TWELVE WAYS TO RAISE A RESPONSIBLE CHILD
The following is guaranteed to produce a child who is responsible - who has the potential of becoming a significant contributor to their family and society.
- Avoid rescuing your children for their poor behavior. Allow them to learn from their mistakes as long as it is not life threatening.
- Teach your children financial responsibility. If you don’t offer allowances or extra jobs for pay, set your budget for clothes, toys, and extra curricular activities, share that with your children and stick to it.
- Hold your children accountable – if they get a traffic ticket; let them pay for the ticket and any additional insurance premiums, provided defensive driving courses are not an option. If they forget their homework, let them experience the consequences. If they are late for school or work, let them explain.
- Provide your children with opportunities to learn the life skills they need. Work along side your children in order to teach them by modeling.
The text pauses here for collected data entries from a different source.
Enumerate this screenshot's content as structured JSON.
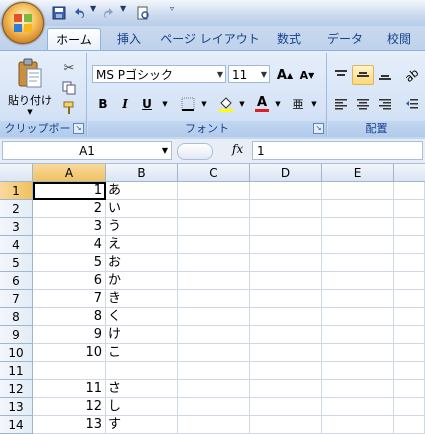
{
  "qat": {
    "save": "save-icon",
    "undo": "undo-icon",
    "redo": "redo-icon",
    "preview": "print-preview-icon"
  },
  "tabs": [
    "ホーム",
    "挿入",
    "ページ レイアウト",
    "数式",
    "データ",
    "校閲"
  ],
  "active_tab": "ホーム",
  "ribbon": {
    "clipboard": {
      "paste_label": "貼り付け",
      "group_label": "クリップボード"
    },
    "font": {
      "name": "MS Pゴシック",
      "size": "11",
      "bold": "B",
      "italic": "I",
      "underline": "U",
      "grow": "A",
      "shrink": "A",
      "color_letter": "A",
      "phonetic": "亜",
      "group_label": "フォント"
    },
    "alignment": {
      "group_label": "配置"
    }
  },
  "formula_bar": {
    "name_box": "A1",
    "fx": "fx",
    "value": "1"
  },
  "columns": [
    "A",
    "B",
    "C",
    "D",
    "E"
  ],
  "rows": [
    {
      "n": "1",
      "a": "1",
      "b": "あ"
    },
    {
      "n": "2",
      "a": "2",
      "b": "い"
    },
    {
      "n": "3",
      "a": "3",
      "b": "う"
    },
    {
      "n": "4",
      "a": "4",
      "b": "え"
    },
    {
      "n": "5",
      "a": "5",
      "b": "お"
    },
    {
      "n": "6",
      "a": "6",
      "b": "か"
    },
    {
      "n": "7",
      "a": "7",
      "b": "き"
    },
    {
      "n": "8",
      "a": "8",
      "b": "く"
    },
    {
      "n": "9",
      "a": "9",
      "b": "け"
    },
    {
      "n": "10",
      "a": "10",
      "b": "こ"
    },
    {
      "n": "11",
      "a": "",
      "b": ""
    },
    {
      "n": "12",
      "a": "11",
      "b": "さ"
    },
    {
      "n": "13",
      "a": "12",
      "b": "し"
    },
    {
      "n": "14",
      "a": "13",
      "b": "す"
    }
  ],
  "colors": {
    "accent": "#15428b",
    "ribbon": "#d5e3f6",
    "selected_header": "#f1c15f"
  }
}
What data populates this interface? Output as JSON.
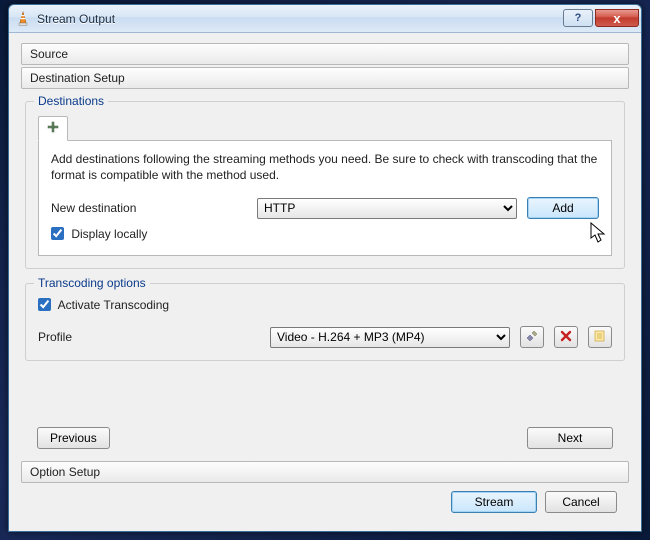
{
  "window": {
    "title": "Stream Output",
    "help_glyph": "?",
    "close_glyph": "x"
  },
  "sections": {
    "source": "Source",
    "destination_setup": "Destination Setup",
    "option_setup": "Option Setup"
  },
  "destinations": {
    "group_title": "Destinations",
    "tab_add_icon": "+",
    "hint": "Add destinations following the streaming methods you need. Be sure to check with transcoding that the format is compatible with the method used.",
    "new_destination_label": "New destination",
    "combo_selected": "HTTP",
    "add_button": "Add",
    "display_locally_label": "Display locally",
    "display_locally_checked": true
  },
  "transcoding": {
    "group_title": "Transcoding options",
    "activate_label": "Activate Transcoding",
    "activate_checked": true,
    "profile_label": "Profile",
    "profile_selected": "Video - H.264 + MP3 (MP4)",
    "tools_icon": "wrench-screwdriver",
    "delete_icon": "delete",
    "new_icon": "new-profile"
  },
  "nav": {
    "previous": "Previous",
    "next": "Next"
  },
  "footer": {
    "stream": "Stream",
    "cancel": "Cancel"
  }
}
- Treat your children the way you want them to treat you, respectfully. It is impossible to teach the concept of respect to children unless they can see and feel what it looks like.
- Teach your children how to clean up after themselves.
- Teach your children how to provide for themselves – how to do their own laundry, clean their own room, fix their own breakfast, and eventually prepare meals when you can’t be there.
- Be a good listener, but don’t allow your children to take out their frustrations on you or their siblings.
- Be supportive of your child’s education, but stay out of their school work. Let them get their A’s by themselves. Do not pay for good grades no matter how tempting that might be. Find other non-tangible ways to encourage or reward their efforts. (Spending time with them, hugs, etc.)
- Do teach them a belief system; let them know what your values and expectations are.
- Share family traditions so that your children feel a sense of belonging or connectedness. If you don’t think you have any, create some.
- Love your children unconditionally and let them know you love them. Use encouragement and affirmation to gain cooperation.